2.1.5.   Pengertian Nilai Tukar (Kurs)
            Perdagangan di dalam suatu negara maupun perdagangan antara satu negara dengan negara lainnya sebenarnya tidak terdapat banyak perbedaan. Perbedaan yang paling mendasar hanyalah penggunaan mata uang yang berbeda. Dengan adanya perbedaan inilah maka dibutuhkan suatu nilai tukar. Mengenai nilai tukar atau kurs valuta asing banyak para ahli yang mengemukakan pendapatnya masing-masing dengan cara pengungkapan atau pendefinisian yang berbeda pula, namun pada dasarnya mempunyai pengertian yang sama.

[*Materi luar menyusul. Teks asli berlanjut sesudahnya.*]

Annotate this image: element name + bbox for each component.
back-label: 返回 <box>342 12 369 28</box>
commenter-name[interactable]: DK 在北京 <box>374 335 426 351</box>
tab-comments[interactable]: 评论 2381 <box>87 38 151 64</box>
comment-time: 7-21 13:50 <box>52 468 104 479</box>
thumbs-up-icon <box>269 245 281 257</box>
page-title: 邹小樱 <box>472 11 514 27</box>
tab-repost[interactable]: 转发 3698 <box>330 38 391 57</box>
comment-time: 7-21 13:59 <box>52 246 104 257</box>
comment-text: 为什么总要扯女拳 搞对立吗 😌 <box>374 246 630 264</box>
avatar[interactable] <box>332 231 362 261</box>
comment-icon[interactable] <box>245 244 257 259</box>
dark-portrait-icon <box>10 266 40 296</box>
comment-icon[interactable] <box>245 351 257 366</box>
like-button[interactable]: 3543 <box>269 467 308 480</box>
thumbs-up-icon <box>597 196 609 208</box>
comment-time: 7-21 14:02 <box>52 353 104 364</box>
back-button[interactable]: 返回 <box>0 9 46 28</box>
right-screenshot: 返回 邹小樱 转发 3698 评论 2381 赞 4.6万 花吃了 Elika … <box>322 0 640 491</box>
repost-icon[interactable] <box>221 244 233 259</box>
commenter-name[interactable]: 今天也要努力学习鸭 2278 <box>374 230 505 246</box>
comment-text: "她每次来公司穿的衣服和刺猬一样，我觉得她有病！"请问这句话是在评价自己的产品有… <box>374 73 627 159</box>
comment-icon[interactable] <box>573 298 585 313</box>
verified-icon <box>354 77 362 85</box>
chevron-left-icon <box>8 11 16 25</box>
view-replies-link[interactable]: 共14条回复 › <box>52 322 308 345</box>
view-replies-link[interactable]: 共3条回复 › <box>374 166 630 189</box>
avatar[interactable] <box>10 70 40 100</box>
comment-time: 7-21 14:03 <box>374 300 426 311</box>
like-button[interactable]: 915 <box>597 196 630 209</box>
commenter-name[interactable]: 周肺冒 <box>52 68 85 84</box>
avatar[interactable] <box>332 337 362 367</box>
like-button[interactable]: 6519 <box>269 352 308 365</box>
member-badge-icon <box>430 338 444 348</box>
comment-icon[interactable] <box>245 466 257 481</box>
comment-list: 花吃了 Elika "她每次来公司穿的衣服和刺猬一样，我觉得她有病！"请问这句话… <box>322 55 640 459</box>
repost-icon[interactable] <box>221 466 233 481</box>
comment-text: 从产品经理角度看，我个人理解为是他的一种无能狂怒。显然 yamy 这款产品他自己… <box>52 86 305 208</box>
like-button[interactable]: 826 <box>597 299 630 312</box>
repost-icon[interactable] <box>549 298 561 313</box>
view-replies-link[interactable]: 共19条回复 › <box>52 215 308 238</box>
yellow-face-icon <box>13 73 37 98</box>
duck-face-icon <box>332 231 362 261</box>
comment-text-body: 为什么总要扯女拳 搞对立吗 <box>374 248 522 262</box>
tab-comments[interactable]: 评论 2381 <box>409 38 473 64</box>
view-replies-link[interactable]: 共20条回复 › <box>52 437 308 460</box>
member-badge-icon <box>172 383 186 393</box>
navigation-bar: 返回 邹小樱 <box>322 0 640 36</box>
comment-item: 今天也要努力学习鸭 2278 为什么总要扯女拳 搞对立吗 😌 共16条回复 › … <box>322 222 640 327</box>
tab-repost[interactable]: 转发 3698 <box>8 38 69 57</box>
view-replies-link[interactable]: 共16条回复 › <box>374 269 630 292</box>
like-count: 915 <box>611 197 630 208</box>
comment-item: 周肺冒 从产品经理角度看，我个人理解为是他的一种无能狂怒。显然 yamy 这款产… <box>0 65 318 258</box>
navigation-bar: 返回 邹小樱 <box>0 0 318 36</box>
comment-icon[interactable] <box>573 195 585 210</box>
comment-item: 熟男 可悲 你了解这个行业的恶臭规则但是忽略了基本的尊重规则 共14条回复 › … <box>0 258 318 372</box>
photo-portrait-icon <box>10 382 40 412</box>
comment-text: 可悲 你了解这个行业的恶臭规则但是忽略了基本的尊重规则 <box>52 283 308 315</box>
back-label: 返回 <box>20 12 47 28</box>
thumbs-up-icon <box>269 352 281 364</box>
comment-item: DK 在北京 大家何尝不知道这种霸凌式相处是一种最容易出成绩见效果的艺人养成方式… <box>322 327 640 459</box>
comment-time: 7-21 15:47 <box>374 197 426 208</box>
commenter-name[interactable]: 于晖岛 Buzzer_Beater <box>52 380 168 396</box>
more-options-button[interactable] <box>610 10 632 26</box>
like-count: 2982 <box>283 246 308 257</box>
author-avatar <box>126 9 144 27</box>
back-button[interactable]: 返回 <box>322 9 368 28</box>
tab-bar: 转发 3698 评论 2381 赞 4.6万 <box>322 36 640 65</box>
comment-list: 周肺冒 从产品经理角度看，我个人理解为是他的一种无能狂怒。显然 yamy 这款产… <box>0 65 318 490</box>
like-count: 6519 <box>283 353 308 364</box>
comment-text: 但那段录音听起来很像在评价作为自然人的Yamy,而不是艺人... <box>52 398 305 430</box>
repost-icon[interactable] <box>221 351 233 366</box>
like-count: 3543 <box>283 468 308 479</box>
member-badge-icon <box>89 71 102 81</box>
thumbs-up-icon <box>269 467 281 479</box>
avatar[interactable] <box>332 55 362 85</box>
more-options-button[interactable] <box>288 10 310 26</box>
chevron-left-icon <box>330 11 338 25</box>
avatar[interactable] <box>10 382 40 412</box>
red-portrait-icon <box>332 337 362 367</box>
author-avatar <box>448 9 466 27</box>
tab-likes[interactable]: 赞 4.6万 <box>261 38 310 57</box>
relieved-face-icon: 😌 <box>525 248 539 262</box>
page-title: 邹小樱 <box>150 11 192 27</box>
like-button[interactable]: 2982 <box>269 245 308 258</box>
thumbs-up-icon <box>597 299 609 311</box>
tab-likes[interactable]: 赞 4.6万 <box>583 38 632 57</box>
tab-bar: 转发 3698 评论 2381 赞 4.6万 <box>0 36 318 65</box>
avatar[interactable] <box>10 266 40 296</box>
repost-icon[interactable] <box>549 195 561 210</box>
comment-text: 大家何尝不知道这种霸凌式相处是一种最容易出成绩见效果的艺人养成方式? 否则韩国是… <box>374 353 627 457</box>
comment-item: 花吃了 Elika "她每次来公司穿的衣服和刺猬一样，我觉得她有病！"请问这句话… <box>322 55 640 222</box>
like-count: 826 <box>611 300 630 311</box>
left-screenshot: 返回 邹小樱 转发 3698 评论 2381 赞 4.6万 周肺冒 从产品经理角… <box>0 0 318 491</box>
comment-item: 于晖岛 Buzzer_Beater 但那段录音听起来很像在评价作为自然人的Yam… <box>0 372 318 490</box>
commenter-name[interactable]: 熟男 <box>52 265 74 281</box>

            Menurut Nopirin (1997 : 137) nilai tukar ini sebenarnya merupakan semacam harga di dalam pertukaran barang. Demikian pula pertukaran antara dua mata uang yang berbeda maka akan terdapat perbandingan nilai/harga antara kedua mata uang tersebut. Perbandingan inilah yang sering disebut dengan kurs (exchange rate). Misalnya, kurs valuta asing (Dollar AS) adalah US $ 1= Rp 678,00 berarti bahwa Rp 678,00 dapat ditukar dengan Dollar sebanyak US $ 1 atau sama saja Rp 1,00 dapat ditukar dengan US $ 1/678.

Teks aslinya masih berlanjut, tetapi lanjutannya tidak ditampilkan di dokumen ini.